Figure 7System architecture and main contents of MitProNet.
MitProNet is composed of three sections including mitochondrial protein part lists, annotations of mitochondrial protein and disease information.
Figure 8Web pages in MitProNet.
(A) A list page of mitochondrial proteins. The mitochondrial proteins can be listed according to proteomic datasets, confidence levels and organisms, respectively. (B) The outcome page for the query protein NDUFS7, an annotated disease gene for Leigh syndrome. The page provides a brief summary of the query protein, subcellular localization evidences and a FLN among the query protein.

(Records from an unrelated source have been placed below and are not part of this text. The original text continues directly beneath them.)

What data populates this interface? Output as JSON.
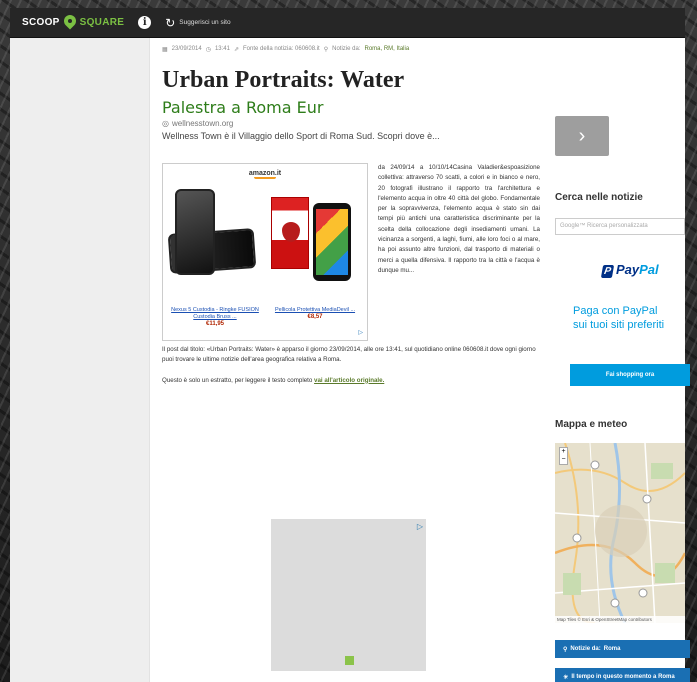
{
  "navbar": {
    "brand_scoop": "SCOOP",
    "brand_square": "SQUARE",
    "info_icon": "i",
    "suggest_label": "Suggerisci un sito"
  },
  "article": {
    "meta_date": "23/09/2014",
    "meta_time": "13:41",
    "meta_source": "Fonte della notizia: 060608.it",
    "meta_location_prefix": "Notizie da:",
    "meta_location": "Roma, RM, Italia",
    "title": "Urban Portraits: Water",
    "ad": {
      "headline": "Palestra a Roma Eur",
      "url": "wellnesstown.org",
      "description": "Wellness Town è il Villaggio dello Sport di Roma Sud. Scopri dove è..."
    },
    "amazon": {
      "logo": "amazon.it",
      "product_1_title": "Nexus 5 Custodia - Ringke FUSION Custodia Bruss ...",
      "product_1_price": "€11,95",
      "product_2_title": "Pellicola Protettiva MediaDevil ...",
      "product_2_price": "€8,57",
      "adchoices": "▷"
    },
    "body_text": "da 24/09/14 a 10/10/14Casina Valadier&espoasizione collettiva: attraverso 70 scatti, a colori e in bianco e nero, 20 fotografi illustrano il rapporto tra l'architettura e l'elemento acqua in oltre 40 città del globo. Fondamentale per la sopravvivenza, l'elemento acqua è stato sin dai tempi più antichi una caratteristica discriminante per la scelta della collocazione degli insediamenti umani. La vicinanza a sorgenti, a laghi, fiumi, alle loro foci o al mare, ha poi assunto altre funzioni, dal trasporto di materiali o merci a quella difensiva. Il rapporto tra la città e l'acqua è dunque mu...",
    "post_para_1": "Il post dal titolo: «Urban Portraits: Water» è apparso il giorno 23/09/2014, alle ore 13:41, sul quotidiano online 060608.it dove ogni giorno puoi trovare le ultime notizie dell'area geografica relativa a Roma.",
    "post_para_2_prefix": "Questo è solo un estratto, per leggere il testo completo",
    "post_para_2_link": "vai all'articolo originale.",
    "gray_ad_choice": "▷"
  },
  "sidebar": {
    "next_icon": "›",
    "search_heading": "Cerca nelle notizie",
    "search_placeholder": "Google™ Ricerca personalizzata",
    "paypal": {
      "logo_a": "Pay",
      "logo_b": "Pal",
      "tagline_1": "Paga con PayPal",
      "tagline_2": "sui tuoi siti preferiti",
      "button": "Fai shopping ora"
    },
    "map_heading": "Mappa e meteo",
    "map_attribution": "Map Tiles © Esri & OpenStreetMap contributors",
    "news_button_prefix": "Notizie da:",
    "news_button_place": "Roma",
    "weather_button": "Il tempo in questo momento a Roma"
  }
}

Moreover, the query protein is annotated according to the information collected from their original sources including GO, KEGG, MIPS and OMIM. (C) The prioritization results for Leigh syndrome. The result page includes a brief description for this phenotype, disease genes and a FLN among these genes. The disease genes are listed dividedly as the known genes and the candidates that are ordered by these ranking scores.